Le cas n’est pas nouveau dans le théâtre. Mais jamais une pièce n’avait cumulé autant d’éléments « subversifs » : dans le titre, sur la table, dans les mains de Philippe Chevallier. Nous vous laissons imaginer les sueurs froides et le nombre de coups de téléphone dans cette relation triangulaire Production, agence, support, cumulées à l’inquiétude de ne pouvoir récupérer les bases graphiques d’origine…
La loi Évin existe depuis 1991. Elle « ne prohibe pas la publicité des boissons alcooliques mais l’encadre strictement quant à son contenu et à son support. Ainsi, la propagande ou la publicité en faveur des boissons alcoolisées sont interdites sur les supports qui s’imposent à tous, notamment aux mineurs, tels que la télévision et le cinéma. » Ce rappel est par ailleurs inscrit sur les fiches techniques des supports. Encore heureux qu’une telle loi ne s’applique pas sur scène !
Notre partenaire, la société Médiatransports est particulièrement vigilante. En 2012, l’affiche de Stéphane Guillon provoqua des remous au sein de la régie publicitaire et par ricochet, un buzz aussi involontaire qu’inattendu au profit de l’artiste, concepteur de son visuel, qui enchaîna interviews, plateaux télé, presse…). Nous ne pouvions rêver mieux ! Depuis, plus rien ne passe sans validation écrite antérieure à la livraison des affiches.
Exemples de visuels « sensibles »
Dans 98% des campagnes, les visuels sont validés immédiatement et ne posent pas de problème particulier.
Attention aux quatuor : alcool, cigarette, religion, politique.
« Pour le Meilleur et Pour le dire » actuellement au Théâtre de la Scène Parisienne après la Manufacture des Abbesses et Avignon. Le graphiste a dû lui aussi vider verres et carafe.
Il est toujours délicat pour nous de demander à un graphiste de retoucher sa création. Fort heureusement, cela se passe toujours très bien.
Pour « La Dégustation », nous avions contourné le problème dès la conception. Nous avons flouté l’arrière plan jusqu’à le rendre méconnaissable et la suggestion passe par la tenue de Bernard Campan, un véritable tablier de caviste et le code couleurs.
Le visuel a été envoyé à la validation avant la séance photo.
Pour « Compartiment fumeuses », la fumée est la seule trace évocatrice de la cigarette.
Rappelez-vous l’affiche du film « Gainsbourg » ou la pipe supprimée sur celle d’une exposition Jacques Tati il y a quelques années.

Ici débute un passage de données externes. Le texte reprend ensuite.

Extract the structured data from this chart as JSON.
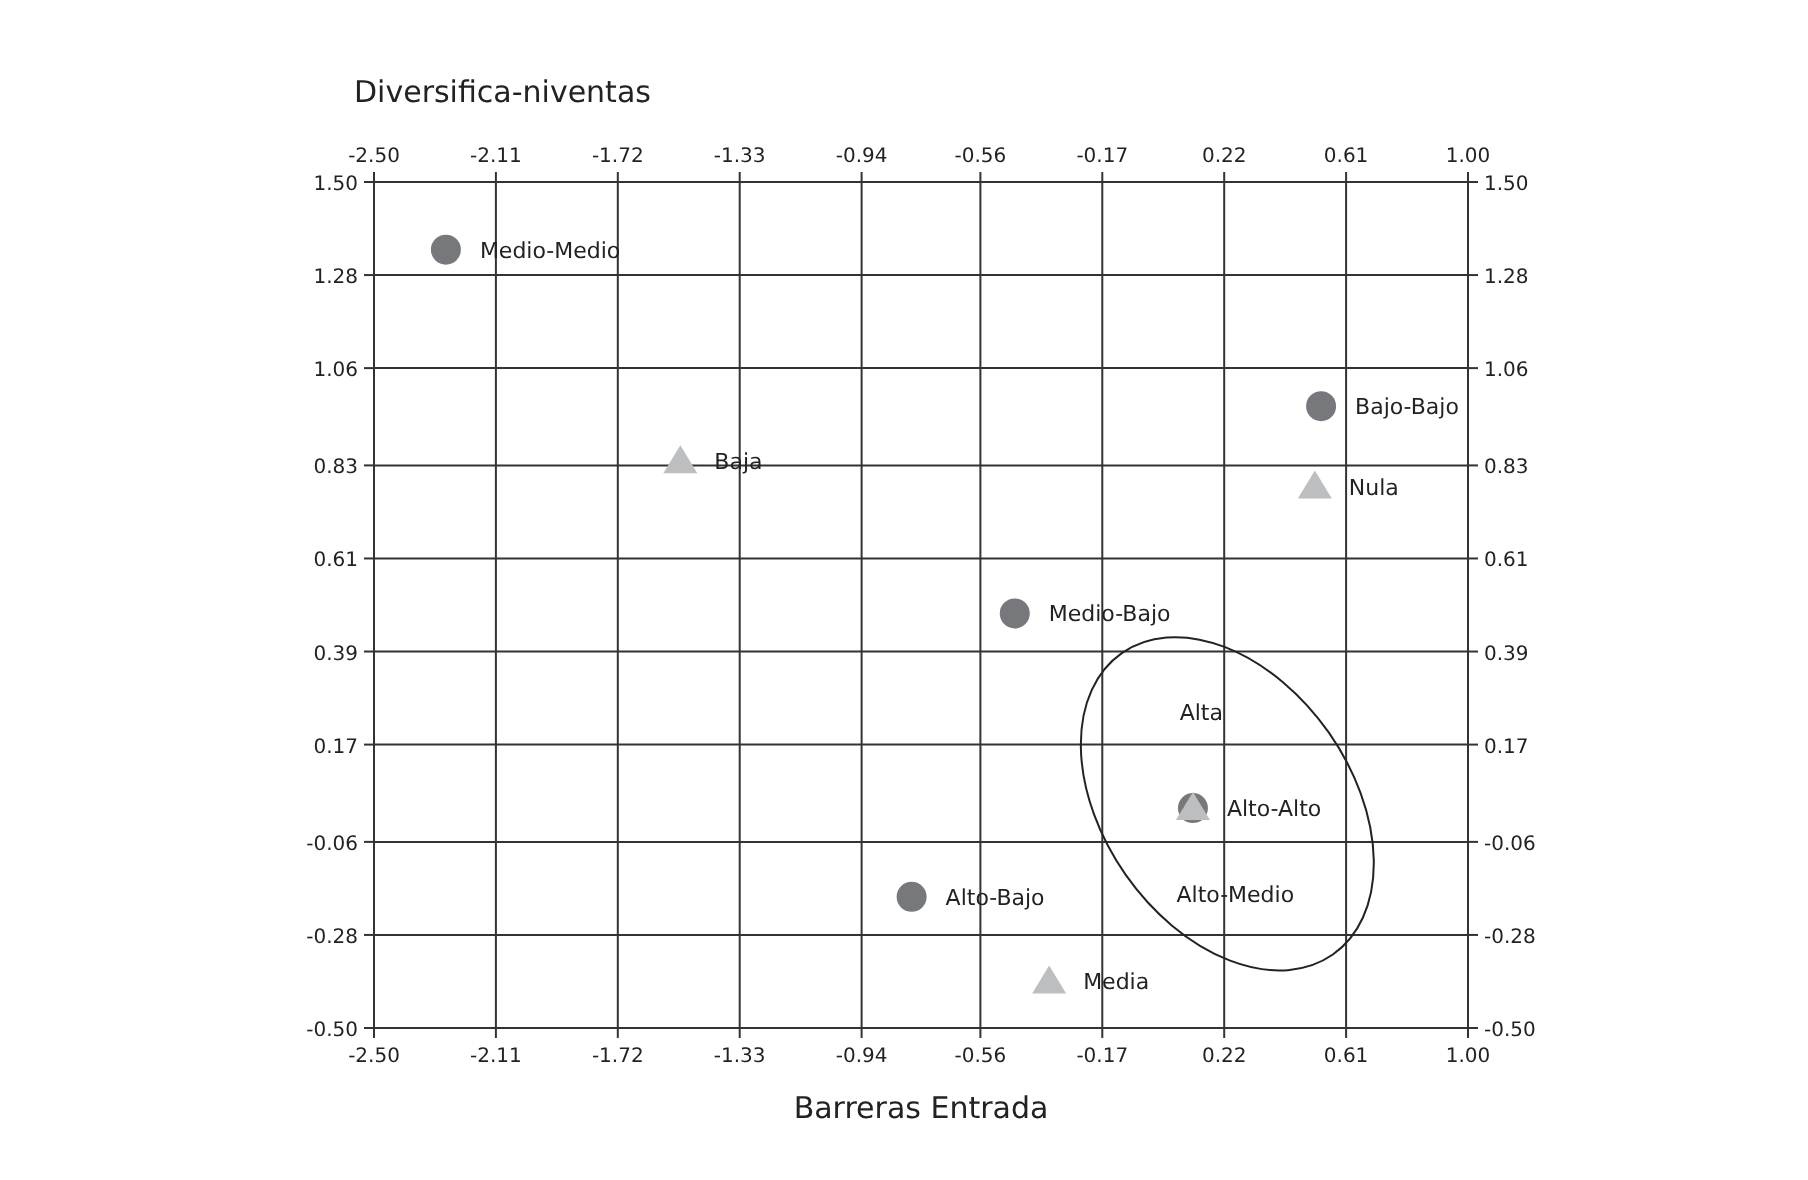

Affiche d’Eric Antoine, produit par Thierry Suc.
Avant de valider cette affiche, la régie s’est assurée que la présence de signes religieux ne pouvaient causer de polémique en étant tous représentés et de façon discrète.
En effet, il faut bien zoomer pour les voir. Tant pis, 3 jours d’attente.
Et pourtant, ce ne sont « que » des affiches de théâtre.
Les histoires d’affiches censurées par le métro sont peu nombreuses mais récurrentes : Loi, règles, déontologie, neutralité, autocensure… Récemment, la régie a interdit l’affichage de la dernière campagne Greenpeace dans le métro de la capitale, accusée de mettre trop le doigt sur la difficulté des politiques à se mettre en action.